On the airplane coming home from a fund raising event I thought about one of my favorite Walt Disney stories. Couldn’t get it out of my head. I’ll get to why in a moment. . .first, the story. . .
They were weeks away from opening Walt Disney World in Florida and Walt was making one of his many walk-throughs with his accountant to fine-tune his vision. This time of a bayou-themed restaurant in the park. Something wasn’t right, but he couldn’t put his finger on it. He asked one of the waiters they had brought in from Louisiana what was missing. The waiter said, “That’s easy Mr. Disney, no fire flies.

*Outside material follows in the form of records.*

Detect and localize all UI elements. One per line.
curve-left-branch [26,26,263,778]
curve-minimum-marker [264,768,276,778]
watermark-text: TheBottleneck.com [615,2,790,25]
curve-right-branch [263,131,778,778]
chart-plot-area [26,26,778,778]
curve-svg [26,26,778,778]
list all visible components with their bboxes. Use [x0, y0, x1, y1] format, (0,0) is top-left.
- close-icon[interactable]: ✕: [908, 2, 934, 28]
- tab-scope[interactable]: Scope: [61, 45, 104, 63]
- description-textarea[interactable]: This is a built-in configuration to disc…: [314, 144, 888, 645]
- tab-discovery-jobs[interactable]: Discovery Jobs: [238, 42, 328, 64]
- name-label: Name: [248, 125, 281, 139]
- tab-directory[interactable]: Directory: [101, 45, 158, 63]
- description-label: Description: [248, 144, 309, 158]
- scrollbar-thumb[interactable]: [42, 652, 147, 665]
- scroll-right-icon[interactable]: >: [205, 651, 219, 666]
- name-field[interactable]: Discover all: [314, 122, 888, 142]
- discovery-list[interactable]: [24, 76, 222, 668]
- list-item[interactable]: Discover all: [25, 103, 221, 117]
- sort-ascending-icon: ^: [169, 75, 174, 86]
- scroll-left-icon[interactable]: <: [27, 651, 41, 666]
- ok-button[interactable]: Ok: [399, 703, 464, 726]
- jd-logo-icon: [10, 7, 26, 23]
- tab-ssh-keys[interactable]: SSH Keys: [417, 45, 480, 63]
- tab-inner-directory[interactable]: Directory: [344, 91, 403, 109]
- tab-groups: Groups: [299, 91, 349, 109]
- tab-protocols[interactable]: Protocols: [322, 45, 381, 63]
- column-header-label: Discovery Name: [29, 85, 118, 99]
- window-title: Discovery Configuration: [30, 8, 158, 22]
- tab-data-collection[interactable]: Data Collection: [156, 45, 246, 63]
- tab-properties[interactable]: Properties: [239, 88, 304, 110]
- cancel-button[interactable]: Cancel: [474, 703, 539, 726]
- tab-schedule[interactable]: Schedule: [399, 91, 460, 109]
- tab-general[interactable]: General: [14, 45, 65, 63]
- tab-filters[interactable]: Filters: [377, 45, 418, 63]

It’s not the bayou without fire flies.”
Walt turned to his accountant and said “He’s right, we need fire flies, get me 10,000 fire flies.”
Now, this is an accountant, mind you, having just been asked to get 10,000 fire flies.
His response?
“Walt, when do you want them?”
Not “Are you nuts?!” Or “Do you know what that’ll cost?!” But “Walt, when do you want them?”
I think about the beauty of this response often. . .when the issue or situation at hand seems a bit, uh, shall we say, unrealistic, crazy, ridiculous, unreachable.
The farmland of Iowa was disappearing beneath me as I thought about this story. I am part of a fund raising effort to renovate the fraternity house to which I belonged in college. Our goal: we need pledges of $1.7 million in six months to save the house. To some of the guys, we may as well have been asking for 10,000 fire flies. Others basically said, well, we better get busy. Walt, when do you want them?
For many of us, the thought of growing sales in this economy may feel about as possible as getting your hands on 10,000 fire flies. But remember, you do have a choice in how you respond.